Дугал, заговорщицки понизив голос, назвал какое-то странно прозвучавшее для Гая имя и осведомился, сохранилась ли могила этого человека. Привратник торопливо закивал и, кажется, даже слегка обиделся подобному вопросу. Мак-Лауд коротко поблагодарил, заодно перебросив обрадованному сторожу ярко блеснувшую монетку, и компаньоны зашагали по вымощенному мелкими светлыми камнями внутреннему двору.
Чтобы попасть к главному входу в храм, как объяснил привратник, требовалось обойти братский корпус – приземистое здание серого камня с рядами крохотных окон под нависающим карнизом красно-коричневой черепичной крыши. Торжественность и спокойствие этих вырванных из суеты городской жизни мест, казалось, разлитые в воздухе, подействовали не только на начавшего успокаиваться Гая, но и на его попутчика. Во всяком случае, с его физиономии исчезло постоянное слегка насмешливое выражение, сменившись чем-то, весьма похожим на глубокую задумчивость. Сэру Гисборну иногда начинало мерещиться, что в его странноватом знакомом живет два человека: один – Дугал из клана Лаудов, неугомонный задира, пьяница и бабник, а второй… Второй гораздо умнее и мудрее всей их компании, и, как положено мудрецу, чаще предпочитает хранить молчание.
Они свернули за угол и разом остановились. Перед ними возвышался Турский собор, бледно-золотистый, с взлетающими над землей двумя квадратными башнями колоколен, статуями в нишах и изящно вытянутой вверх аркой портала. Над ней в радужных витражах идеально круглого окна-розетки играли лучи полуденного осеннего солнца.
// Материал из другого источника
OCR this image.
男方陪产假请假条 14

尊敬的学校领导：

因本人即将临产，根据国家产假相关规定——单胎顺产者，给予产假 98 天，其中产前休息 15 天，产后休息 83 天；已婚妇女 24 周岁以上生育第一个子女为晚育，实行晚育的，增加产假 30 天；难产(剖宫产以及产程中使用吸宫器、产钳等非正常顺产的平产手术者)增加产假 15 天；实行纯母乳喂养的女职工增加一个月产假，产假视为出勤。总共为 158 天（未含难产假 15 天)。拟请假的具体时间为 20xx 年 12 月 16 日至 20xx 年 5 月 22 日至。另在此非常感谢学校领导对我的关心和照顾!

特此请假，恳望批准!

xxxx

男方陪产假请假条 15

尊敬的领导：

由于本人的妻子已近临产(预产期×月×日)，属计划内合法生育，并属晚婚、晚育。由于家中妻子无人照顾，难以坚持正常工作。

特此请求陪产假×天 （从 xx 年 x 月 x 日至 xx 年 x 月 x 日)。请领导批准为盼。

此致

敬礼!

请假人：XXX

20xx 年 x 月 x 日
Гай хотел что-то сказать, но внезапно обнаружил, что не может найти подходящих слов. Кроме того, его вновь разобрали тревожные предчувствия – вдруг его вина гораздо больше, чем он полагает? Вдруг святой решит, что такому закоснелому грешнику, как Гай Гисборн из Ноттингама, не место в благочестивой обители и не положено никакого прощения?
– Красиво, – нарушил мирную тишину Мак-Лауд, однако в его голосе не слышалось особенного восхищения. – Одного только не могу понять: неужели Господу на самом деле угодны все эти каменные громадины, облепленные внутри золотом? Здесь еще ничего, а в Италии как построят собор, так не разберешься – то ли во имя Божье, то ли ради того, чтобы перещеголять соседний город… Отец Колумбан прекрасно обходится без всей этой роскоши, и мне кажется, он намного ближе к Небесам, чем здешние монахи. Наш священник из Гленн-Финнан, отец Беуно, с трудом связывал пару слов на латыни, а люди со всей округи шли к нему со своими горестями и радостями. Он жил в часовне, построенной моими предками лет двести назад, и никому не приходило в голову снести ее, чтобы соорудить взамен что-нибудь эдакое… Интересно, во сколько обходится здешним горожанам содержание такого великолепия?
– Ты бы попридержал язык, – раздраженно бросил сэр Гисборн. – Рассуждаешь, как настоящий язычник, прости Господи. Или в вашем захолустье все такие? Храм есть отражение Дома Всевышнего на бренной земле, ему надлежит поражать человеческое воображение и радовать глаз…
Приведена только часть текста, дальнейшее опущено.